Begitu didatangi Amang Dullah,
ternyata Abah Guru Sekumpul ada di sekitar WC umum Musholla Arraudhah sendirian
membersihkan WC yang banyak itu, tanpa ada orang yang membantu, Saat itu
terkejutlah Amang Dullah melihat Abah Guru membersihkan WC yang banyak itu
sendirian.
Kemudian Amang Dullah mendatangi
Abah Guru dan lekas-lekas memberikan sabun untuk Abah Guru untuk membersihkan
tangan Abah Guru, dengan rasa malu sekaligus takjub melihat ulama besar
membersihkan WC² itu sendirian saja.
Sesudah itu Amang Dullah tersebut
bertanya, “ Kenapa Pian Bah menggawi ini…? ”
Kata Abah Guru, “ Ini semua saya
lakukan hanya ingin membantu membersihkan bekas yang dipakai oleh anak dan cucu
yang hadir pengajian dan maulidan di sini ”
Sejak itulah maka dibentuk dan
ditugaskan panitia yang lain untuk membersihkan WC musholla secara teratur.
Inilah ketawadhuaan beliau
sebagai Ulama Besar yang patut kita tiru dan kita teladani beliau tidak
menghiraukan kedudukan atau derajat beliau, apapun yang beliau kerjakan beliau
lakukan dengan sendiri…
Kelembutan Tutur Kata Abah Guru
Sekitar Tahun 1990 an, Abah Guru
Sekumpul menerima tamu kurang lebih sebelas orang wanita nakal yang bekerja di
tempat hiburan malam.
Kesebelas wanita ini bermaksud
minta nasihat & petuah dari Abah Guru.
Dengan agak gemetar mereka satu
persatu menceritakan kenapa mereka sampai tercebur ke dunia hitam.
Di antaranya : terpaksa bekerja
karena membiayai anak-anaknya yang masih kecil, ada yang terpaksa bekerja
karena mengongkosi orangtua yang sudah tua renta, ada yang untuk menghidupi
keluarga, sekolah, dan lain-lain sebagainya.

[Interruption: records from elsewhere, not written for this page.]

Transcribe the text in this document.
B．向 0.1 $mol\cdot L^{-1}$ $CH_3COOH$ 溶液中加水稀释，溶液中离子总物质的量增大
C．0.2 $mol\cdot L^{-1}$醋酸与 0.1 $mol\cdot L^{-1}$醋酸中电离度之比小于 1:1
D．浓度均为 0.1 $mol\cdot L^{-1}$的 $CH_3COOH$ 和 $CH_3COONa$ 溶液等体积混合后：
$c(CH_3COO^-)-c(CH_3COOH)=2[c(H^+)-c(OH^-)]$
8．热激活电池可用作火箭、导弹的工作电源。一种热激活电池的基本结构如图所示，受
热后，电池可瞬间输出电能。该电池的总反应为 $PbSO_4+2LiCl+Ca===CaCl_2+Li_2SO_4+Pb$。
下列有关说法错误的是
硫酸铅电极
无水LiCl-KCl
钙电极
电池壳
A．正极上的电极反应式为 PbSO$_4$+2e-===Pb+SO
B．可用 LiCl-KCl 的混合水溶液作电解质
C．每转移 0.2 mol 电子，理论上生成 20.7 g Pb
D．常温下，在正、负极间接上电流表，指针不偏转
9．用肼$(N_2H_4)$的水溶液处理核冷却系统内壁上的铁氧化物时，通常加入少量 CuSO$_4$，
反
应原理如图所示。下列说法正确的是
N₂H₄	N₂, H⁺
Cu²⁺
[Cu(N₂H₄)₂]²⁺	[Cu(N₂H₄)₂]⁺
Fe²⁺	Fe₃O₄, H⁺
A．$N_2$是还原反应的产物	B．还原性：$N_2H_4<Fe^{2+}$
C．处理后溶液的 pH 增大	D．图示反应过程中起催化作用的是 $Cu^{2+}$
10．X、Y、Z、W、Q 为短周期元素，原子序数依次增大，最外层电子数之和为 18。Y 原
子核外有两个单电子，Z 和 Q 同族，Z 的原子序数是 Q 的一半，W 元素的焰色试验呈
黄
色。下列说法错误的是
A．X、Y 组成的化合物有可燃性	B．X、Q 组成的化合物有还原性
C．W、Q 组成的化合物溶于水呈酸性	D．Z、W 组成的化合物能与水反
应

Abah Guru Sekumpul diam sejenak
dan berkata, “ Kalian tahu…? Sebenarnya pekerjaan kalian semua ini mulia…”.
Spontan semua wanita ini terkejut
mendengar ucapan Abah Guru, dan tiba-tiba menangis semua. Suasana meharukan
dengan isak tangisan ini.
Mereka tidak menyangka akan
kata-kata yang keluar dari lisan Abah Guru sedemikian santun lembut sangat
menyentuh ke-hati mereka.
Lalu Abah Guru Berkata Lagi : “ Hanya
saja kedudukannya sajalah yang salah….”.
Abah Guru lalu masuk kamar dan
keluar lagi sambil membawa sesuatu, sambil menyaksikan isak tangis para wanita
itu.
Setelah tangisan mereka mereda.
Abah Guru kemudian membagi-bagikan amplop satu persatu kepada kesebelas wanita
ini.
Mereka yang menangis,
mengambilnya sambil gemetar.
Kata Abah Guru : “ Ini ampun pian
( amplop ) dari saya, lumayan di jadikan modal untuk bangun usaha. Sekarang,
pulanglah ke tempat asal kalian masing-masing, dan taubat yang sebenar-benarnya
pada Allah, jangan kalian ulangi lagi….”
Demikianlah akhlaknya Abah Guru
Sekumpul yang penuh kasih sayang terhadap sesama hamba Allah.
Menyembunyikan Rasa Sakit
Pada waktu tangan dan kaki beliau
bengkak, ada rombongan habib sekitar 20 orang lebih yang datang.
Beliau lalu menjamu para tamu
tersebut dan beliau sama sekali tidak menampakkan sakit beliau. Beliau tampak
sehat, seolah-olah beliau tidak merasakan sakit sedikitpun di tangan dan kaki
beliau.
Namun setelah tamu pergi berlalu,
beliau baru kesakitan, dan menundukkan wajah beliau serta memegangi tangan
beliau dengan menyebut nama; Allaaah, Allaaah, Allaaaah.
Kedermawanan Abah Guru
Suatu hari, Habib Maksum dari
Pasuruan bertamu ke rumah Abah Guru Sekumpul.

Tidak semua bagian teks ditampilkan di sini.